Article by Ankit Sharma, Big Data and Cloud Senior Solution Architect
Under Data Management Platform architecture world, we are pretty much familiar with the term Data Warehouse, which is popular from the era of 80’s and Data Lake which gained a lot of attraction in the last decade starting from 2011. In start of 2020 Databricks discussed a new data management paradigm Lakehouse. As the name suggests, this concept combines the best of both worlds Data Lake + Warehouse.
In this blog we will discuss what’s good and bad with Warehouse and Data Lake, and how Lakehouse is going to achieve best out of these two approaches.

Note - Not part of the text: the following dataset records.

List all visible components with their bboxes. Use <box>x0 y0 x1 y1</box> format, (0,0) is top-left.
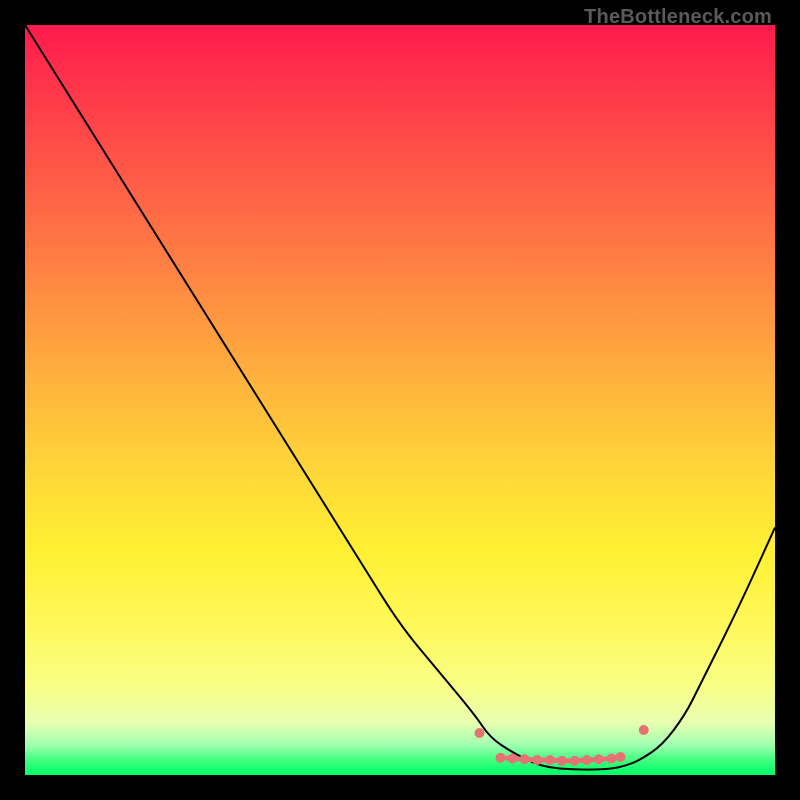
marker-point <box>616 752 626 762</box>
marker-point <box>520 754 530 764</box>
marker-point <box>570 756 580 766</box>
marker-point <box>508 754 518 764</box>
bottleneck-curve <box>25 25 775 770</box>
chart-svg <box>25 25 775 775</box>
marker-point <box>607 754 617 764</box>
marker-point <box>582 755 592 765</box>
chart-plot-area <box>25 25 775 775</box>
marker-point <box>557 756 567 766</box>
marker-point <box>475 728 485 738</box>
watermark-text: TheBottleneck.com <box>584 6 772 29</box>
marker-point <box>532 755 542 765</box>
marker-point <box>496 753 506 763</box>
marker-point <box>594 754 604 764</box>
marker-point <box>545 755 555 765</box>
marker-point <box>639 725 649 735</box>
chart-frame: TheBottleneck.com <box>0 0 800 800</box>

A data warehouse is a central source of information that can be analyzed to make more informed business decisions. The data warehouse stores data from many heterogeneous sources into a single area which gets transformed according to decision support system, which contributes to business decision making. Concept of Modern data warehousing evolved to a multi-platform, distributed approach to meet business need for enterprises and MPP architectures helps organizations to handle large data sets.
But while Data warehouses are great for structured data, in the world of IoT, a lot of enterprises have to deal with unstructured, semi-structured, data with high variety, velocity and volume. Also, with limited flexibility with SQL like tools, there is no data science and machine learning capabilities offered. Supporting schema on write, makes warehouse less efficient for schema evolution and storage cost adds another drawback. Modern cloud-based EDW’s, addresses most of these challenges, but some challenges still remain, the obvious one being, lack of unstructured data support.
Idea of Data Lake is basically a dumping ground of raw data in a variety of formats within a lower-cost storage environment. ‘Schema on read’ provides high agility and ease of data capture and also support of unstructured and semi-structured data allows enterprises to choose not to reject any data inflow. Compatibility with data science and machine learning tools gives more power to data scientists to get more insights and build models out of it.
But while storing data with variety and volume, data lake lacks some critical features:
- Does not support transactions (ACID properties)
- Lacks on Data Quality and poor support for BI.
- Lack of consistency makes it hard for appends and reads.
- Multiple sources dumping huge volumes of data to data lake, and ungoverned and non-catalogued data turning data lake to data swamp.
Although data lake is good for data science and machine learning as it provides deep analytics, it misses operational use cases where data should be structured to get key metrics and reports. Hence to get Business intelligence, enterprises need to load data from data lake to data warehouse.
Enterprises need BI and reporting capabilities from Warehouse so they should be able to bring data in an open format to one place easily and cost-effectively.
Data Lakehouse is a hybrid concept that offers the key feature of both a Data Lake and a Data Warehouse. It enables a new system design : implementing similar data structure and data management feature of warehouse , directly on kind of low cost storage used for data lakes. This approach saves a lot of operational cost as it eliminates the ETL/ELT workloads which transform data from data lake to data warehouse as now query engine will be querying directly from data lake. Along with this aspect of Lakehouse , some other key features that Lakehouse offers:
- Transaction Support : Support of ACID transaction, as there can be multiple data pipeline, which requires read and write transactions without compromising data integrity.
- Schema Enforcement and Governance: Lakehouse should support schema enforcement and evolution. It should also provide robust governance and auditing mechanism.
- BI tools directly over source data: Lakehouse enable using BI tools directly to source data. It eventually reduce the time taken from RAW Zone to visualization.
- Compute Storage Decoupling: Compute and storage use separate cluster to enable more concurrent users and large data size handling.
- Openness: Capable to use open and standardized format with ability to provide API, so a variety of tools and engine can directly access data.
- Support for diverse workloads: Lakehouse should support the capability of SQL and Analytics with data science and machine learning.
- Support diverse data types: Lakehouse should provide access to broad range of data including files, videos, audio, system logs semi-structured and text.
- End-to-End Streaming: Lakehouse should support streaming analytics, which facilitates read time reporting.
Data Lakehouse is an emerging structure that combines benefits of both data warehouse and data lake. Microsoft Azure Synapse Analytics service with Databricks, enables a similar pattern of Lakehouse. BigQuery and Redshift Spectrum also provides some feature of Lakehouse, but these are primarily on BI and SQL application. Delta-Lake, Apache Hudi, provide transactional feature from open storage format. The next step would be to leverage Delta Engine with Delta Lake which can eventually provide more power to the Lakehouse concept. These are some early stage examples though as the concept of Lakehouse is at an early stage. However, with the contribution of data engineers this new innovation will be available to a larger audience.